Un père de famille a menacé de décapiter une enseignante de l’école primaire Clément-Ader du Fauga, en Haute-Garonne, le 4 septembre dernier. Il était attendu ce jeudi 10 septembre devant le parquet de Toulouse pour répondre de ces faits. L’incident est survenu à la sortie des classes, après que son fils a été renvoyé de sa classe pour insolence.
Une punition à l’origine du drame
Selon La Dépêche et France 3 Occitanie, tout serait parti d’une punition infligée par la maîtresse habituelle du garçon. Insolent, il aurait été renvoyé de sa classe et dirigé vers une autre enseignante.
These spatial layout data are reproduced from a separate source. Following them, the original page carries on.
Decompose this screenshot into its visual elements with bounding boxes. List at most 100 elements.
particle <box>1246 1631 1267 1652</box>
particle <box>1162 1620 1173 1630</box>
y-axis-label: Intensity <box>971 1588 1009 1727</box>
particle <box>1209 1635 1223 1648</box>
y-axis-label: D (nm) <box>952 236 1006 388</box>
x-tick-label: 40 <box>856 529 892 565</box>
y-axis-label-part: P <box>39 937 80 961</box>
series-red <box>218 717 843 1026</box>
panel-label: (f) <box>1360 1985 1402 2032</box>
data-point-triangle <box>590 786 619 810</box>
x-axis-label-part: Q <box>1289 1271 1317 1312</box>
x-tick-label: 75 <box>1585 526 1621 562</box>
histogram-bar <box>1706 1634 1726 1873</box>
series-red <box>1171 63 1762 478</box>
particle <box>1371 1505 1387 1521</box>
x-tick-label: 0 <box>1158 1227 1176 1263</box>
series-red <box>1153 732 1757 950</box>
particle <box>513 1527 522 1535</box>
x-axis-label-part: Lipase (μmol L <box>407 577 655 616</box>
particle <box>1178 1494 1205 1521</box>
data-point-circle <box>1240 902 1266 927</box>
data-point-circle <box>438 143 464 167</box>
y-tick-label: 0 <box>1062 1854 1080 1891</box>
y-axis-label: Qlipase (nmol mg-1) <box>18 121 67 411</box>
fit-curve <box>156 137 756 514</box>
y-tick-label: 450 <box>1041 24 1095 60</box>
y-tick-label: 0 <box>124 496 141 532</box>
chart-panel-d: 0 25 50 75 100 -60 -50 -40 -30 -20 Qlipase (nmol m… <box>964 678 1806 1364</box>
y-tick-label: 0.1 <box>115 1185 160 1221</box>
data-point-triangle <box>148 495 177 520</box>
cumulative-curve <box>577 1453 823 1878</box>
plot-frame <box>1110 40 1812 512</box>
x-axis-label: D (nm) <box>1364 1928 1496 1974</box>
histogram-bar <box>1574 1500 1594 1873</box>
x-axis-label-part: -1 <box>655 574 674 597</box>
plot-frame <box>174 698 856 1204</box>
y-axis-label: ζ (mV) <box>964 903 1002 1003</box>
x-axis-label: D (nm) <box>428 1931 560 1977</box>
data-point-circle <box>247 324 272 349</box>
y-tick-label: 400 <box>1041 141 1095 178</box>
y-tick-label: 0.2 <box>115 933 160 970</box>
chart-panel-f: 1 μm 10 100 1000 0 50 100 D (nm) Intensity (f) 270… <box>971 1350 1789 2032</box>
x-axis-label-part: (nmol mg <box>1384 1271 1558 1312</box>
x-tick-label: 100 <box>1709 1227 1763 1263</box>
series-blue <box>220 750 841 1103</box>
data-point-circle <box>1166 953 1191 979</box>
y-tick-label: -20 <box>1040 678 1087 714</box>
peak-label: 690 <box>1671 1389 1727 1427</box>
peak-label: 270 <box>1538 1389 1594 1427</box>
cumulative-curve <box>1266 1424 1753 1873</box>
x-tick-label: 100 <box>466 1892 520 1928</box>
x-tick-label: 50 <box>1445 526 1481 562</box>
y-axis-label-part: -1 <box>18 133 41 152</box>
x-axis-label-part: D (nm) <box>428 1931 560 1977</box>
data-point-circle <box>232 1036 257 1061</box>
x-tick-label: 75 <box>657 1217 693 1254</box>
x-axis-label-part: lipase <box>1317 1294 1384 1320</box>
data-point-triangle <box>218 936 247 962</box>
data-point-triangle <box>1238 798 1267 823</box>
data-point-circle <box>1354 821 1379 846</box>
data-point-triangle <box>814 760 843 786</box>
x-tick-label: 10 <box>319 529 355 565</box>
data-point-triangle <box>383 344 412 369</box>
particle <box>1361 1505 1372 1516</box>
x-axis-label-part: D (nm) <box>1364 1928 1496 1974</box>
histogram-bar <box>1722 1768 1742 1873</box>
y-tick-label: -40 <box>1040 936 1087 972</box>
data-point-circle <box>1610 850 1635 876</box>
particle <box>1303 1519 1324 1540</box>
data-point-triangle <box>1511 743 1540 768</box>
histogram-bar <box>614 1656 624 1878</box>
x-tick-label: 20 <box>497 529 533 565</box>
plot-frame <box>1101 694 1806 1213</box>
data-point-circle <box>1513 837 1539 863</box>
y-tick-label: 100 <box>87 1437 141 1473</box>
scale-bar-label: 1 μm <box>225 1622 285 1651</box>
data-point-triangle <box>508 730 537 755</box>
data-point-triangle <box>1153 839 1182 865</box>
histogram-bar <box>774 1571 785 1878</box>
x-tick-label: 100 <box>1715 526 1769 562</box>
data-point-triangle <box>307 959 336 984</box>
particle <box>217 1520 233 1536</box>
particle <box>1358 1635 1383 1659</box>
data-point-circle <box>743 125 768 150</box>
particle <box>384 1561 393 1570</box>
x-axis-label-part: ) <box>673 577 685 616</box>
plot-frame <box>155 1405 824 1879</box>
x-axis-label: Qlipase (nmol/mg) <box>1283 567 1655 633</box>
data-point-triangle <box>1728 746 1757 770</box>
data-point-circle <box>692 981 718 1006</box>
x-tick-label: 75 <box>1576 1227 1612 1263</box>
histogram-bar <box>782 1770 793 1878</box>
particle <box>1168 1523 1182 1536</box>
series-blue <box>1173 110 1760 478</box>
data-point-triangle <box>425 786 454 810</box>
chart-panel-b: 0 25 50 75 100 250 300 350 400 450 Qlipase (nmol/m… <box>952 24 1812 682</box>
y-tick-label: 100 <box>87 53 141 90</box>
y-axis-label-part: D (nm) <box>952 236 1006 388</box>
Là encore, il aurait continué à faire « le caïd », ont rapporté des témoins au quotidien régional. C’est à la sortie des classes que le père aurait insulté puis menacé la seconde professeure, lui promettant de lui « couper la tête ».
Les collègues de l’enseignante, effarés par la gravité des faits, ont exercé leur droit de retrait le 7 septembre. Des parents d’élèves ont exprimé leur soutien à la professeure, tandis que le père a été convoqué par l’inspectrice de la circonscription de Muret, puis entendu par les gendarmes et placé en garde à vue. Il a été présenté en comparution immédiate devant le parquet ce jeudi.
Une vague de soutien et des mesures de sécurité
Le maire du Fauga, Jean-Marie Puig, a annoncé que des agents de police municipale seront présents lors des entrées et sorties de classe pour assurer la sécurité de l’établissement. De son côté, le recteur de l’académie de Toulouse, Karim Benmiloud, a « condamné avec la plus grande fermeté ces faits particulièrement graves », ajoutant : « Les professeurs doivent pouvoir exercer leur mission sans peur : la menace et l’intimidation ne peuvent en aucun cas être tolérées. »
Pour « le bien-être de l’équipe enseignante et des élèves », le maire aurait également demandé que l’enfant et sa fratrie ne soient plus scolarisés dans l’établissement, selon actu Toulouse. Cette décision vise à permettre à la famille de « repartir à zéro », compte tenu de la nouvelle notoriété qui entoure désormais leur nom.
Une famille inconnue des services
La première adjointe de la commune, Isabel Bagneris, a toutefois souligné que cette famille n’avait « jamais fait parler d’elle » auparavant. L’incident, qui a profondément choqué la communauté éducative, soulève des questions sur la sécurité des enseignants et la gestion des conflits à l’école. Les autorités locales ont réagi fermement, et l’affaire est désormais entre les mains de la justice.